I would also add that something like Lawrence.com is great evidence of newspaper companies doing some things right. It doesn’t get the headlines of YouTube because its purely local and not easy to duplicate in other markets, but there are examples out there of newspaper sites doing some good things  all which will fall below the radar of large national initiatives, but that doesn’t make them any less worthy of praise.
How will a common platform deliver more traffic and more revenue? I don’t see a point A to point B connection. What’s the evidence that, as a blanket statement, is true? There are probably some worthy experiments within that notion, but I’m not sure corporate newspaper companies are ready to throw in the towel on their own efforts and embrace a conglomerate approach (if anti-trust laws would even allow it).

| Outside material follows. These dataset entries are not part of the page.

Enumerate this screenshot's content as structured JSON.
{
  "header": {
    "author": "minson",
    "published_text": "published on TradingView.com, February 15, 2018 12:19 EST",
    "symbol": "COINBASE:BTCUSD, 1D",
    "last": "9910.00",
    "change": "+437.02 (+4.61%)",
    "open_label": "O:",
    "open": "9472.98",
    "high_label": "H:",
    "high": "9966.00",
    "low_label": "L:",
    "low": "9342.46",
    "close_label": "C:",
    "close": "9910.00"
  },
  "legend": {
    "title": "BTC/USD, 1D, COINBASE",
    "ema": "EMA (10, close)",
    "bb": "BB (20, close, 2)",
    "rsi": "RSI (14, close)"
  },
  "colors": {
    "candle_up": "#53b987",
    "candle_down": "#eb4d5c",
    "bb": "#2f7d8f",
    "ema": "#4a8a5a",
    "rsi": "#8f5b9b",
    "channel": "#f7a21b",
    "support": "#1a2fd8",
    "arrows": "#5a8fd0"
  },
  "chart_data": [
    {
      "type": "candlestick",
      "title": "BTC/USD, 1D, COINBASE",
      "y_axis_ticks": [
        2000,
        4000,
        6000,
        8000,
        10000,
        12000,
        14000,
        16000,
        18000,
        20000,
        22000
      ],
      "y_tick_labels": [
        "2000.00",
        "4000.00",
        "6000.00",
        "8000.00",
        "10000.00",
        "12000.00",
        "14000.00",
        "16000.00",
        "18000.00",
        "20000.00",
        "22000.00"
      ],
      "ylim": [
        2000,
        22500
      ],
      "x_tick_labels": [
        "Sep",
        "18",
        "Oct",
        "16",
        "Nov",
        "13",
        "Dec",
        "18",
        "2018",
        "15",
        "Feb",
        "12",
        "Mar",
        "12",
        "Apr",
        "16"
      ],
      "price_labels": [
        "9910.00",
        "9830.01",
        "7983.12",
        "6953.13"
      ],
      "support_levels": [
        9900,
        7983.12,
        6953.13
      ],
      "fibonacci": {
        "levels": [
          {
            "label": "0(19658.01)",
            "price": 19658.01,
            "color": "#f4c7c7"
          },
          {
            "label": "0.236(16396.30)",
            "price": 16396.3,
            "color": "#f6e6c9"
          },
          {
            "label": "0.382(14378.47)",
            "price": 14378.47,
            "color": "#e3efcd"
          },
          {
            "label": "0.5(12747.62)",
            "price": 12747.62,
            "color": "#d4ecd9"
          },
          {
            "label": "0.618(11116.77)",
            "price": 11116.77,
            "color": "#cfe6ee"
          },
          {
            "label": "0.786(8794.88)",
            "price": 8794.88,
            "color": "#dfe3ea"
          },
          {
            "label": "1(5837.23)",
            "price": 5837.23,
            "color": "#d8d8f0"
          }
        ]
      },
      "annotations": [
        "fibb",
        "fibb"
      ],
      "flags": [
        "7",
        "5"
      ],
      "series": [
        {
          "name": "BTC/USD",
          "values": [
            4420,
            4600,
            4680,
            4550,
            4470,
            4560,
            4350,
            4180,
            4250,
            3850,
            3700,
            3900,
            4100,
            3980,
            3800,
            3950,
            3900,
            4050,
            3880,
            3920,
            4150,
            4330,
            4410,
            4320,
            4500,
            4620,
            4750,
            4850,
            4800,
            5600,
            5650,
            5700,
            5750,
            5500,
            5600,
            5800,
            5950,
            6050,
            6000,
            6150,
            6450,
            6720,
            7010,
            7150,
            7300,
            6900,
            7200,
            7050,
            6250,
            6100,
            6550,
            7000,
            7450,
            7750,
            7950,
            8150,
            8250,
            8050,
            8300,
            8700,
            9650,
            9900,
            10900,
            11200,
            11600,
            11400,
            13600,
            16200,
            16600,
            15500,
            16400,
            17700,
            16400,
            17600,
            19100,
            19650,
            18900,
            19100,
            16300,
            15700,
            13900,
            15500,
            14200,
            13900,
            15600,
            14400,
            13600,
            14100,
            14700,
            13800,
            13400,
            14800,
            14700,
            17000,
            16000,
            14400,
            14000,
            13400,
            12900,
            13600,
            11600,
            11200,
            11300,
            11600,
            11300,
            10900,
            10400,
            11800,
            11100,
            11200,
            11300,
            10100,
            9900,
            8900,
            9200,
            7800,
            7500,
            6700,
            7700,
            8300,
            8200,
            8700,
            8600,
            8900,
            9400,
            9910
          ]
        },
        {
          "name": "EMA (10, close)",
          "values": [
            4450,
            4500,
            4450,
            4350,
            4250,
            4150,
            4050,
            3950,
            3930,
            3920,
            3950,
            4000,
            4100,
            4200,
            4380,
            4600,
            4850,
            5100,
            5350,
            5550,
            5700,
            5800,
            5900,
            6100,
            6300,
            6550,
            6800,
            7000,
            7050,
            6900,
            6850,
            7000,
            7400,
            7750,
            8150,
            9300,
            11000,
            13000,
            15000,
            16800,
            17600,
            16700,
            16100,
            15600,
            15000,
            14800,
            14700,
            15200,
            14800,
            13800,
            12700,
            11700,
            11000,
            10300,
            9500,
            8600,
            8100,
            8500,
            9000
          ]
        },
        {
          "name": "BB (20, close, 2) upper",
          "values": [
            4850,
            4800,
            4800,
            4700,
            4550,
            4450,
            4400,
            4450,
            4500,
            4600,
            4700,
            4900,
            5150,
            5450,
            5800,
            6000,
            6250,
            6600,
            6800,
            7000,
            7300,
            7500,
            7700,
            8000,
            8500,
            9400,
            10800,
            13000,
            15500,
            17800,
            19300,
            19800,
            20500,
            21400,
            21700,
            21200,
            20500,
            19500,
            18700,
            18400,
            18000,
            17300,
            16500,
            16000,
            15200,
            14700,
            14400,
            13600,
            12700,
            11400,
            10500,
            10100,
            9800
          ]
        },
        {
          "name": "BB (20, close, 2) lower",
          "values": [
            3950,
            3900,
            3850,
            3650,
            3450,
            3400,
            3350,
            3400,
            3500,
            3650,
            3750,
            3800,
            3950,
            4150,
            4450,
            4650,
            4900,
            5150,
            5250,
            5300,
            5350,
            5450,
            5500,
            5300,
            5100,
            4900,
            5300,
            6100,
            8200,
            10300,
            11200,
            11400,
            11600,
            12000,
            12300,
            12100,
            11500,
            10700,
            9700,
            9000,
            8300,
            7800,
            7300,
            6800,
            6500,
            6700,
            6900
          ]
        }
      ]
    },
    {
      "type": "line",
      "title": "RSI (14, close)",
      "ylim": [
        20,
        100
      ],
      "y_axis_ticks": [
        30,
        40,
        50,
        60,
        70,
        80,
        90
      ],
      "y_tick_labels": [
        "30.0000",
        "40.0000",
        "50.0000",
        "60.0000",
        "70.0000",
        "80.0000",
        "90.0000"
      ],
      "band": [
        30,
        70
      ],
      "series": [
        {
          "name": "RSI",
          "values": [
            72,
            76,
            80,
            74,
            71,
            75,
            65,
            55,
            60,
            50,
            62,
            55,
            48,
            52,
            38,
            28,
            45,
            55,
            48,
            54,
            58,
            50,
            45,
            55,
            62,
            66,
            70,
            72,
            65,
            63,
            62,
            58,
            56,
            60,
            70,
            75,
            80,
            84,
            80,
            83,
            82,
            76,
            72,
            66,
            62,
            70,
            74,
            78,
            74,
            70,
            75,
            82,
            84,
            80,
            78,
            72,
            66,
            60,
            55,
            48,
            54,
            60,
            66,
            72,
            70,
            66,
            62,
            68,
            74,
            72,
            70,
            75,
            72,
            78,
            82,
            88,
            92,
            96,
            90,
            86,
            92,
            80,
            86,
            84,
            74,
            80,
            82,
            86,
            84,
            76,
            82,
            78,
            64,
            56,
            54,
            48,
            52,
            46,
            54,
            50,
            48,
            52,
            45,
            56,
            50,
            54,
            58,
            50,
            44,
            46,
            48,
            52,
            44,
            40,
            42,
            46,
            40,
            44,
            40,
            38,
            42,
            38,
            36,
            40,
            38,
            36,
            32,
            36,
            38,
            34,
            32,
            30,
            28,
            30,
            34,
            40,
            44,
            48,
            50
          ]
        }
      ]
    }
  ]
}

I actually think there is some hope in the Yahoo! Local approach and Google’s archive search to help extend the reach of individual paper content, but when I think about national and international news  I’m not sure I see a clear path to Tom’s strategy. That’s already a crowded market. What is unique is local news. So the challenge remains: Driving traffic to local news and information. How does Switzerland Inc. help with that?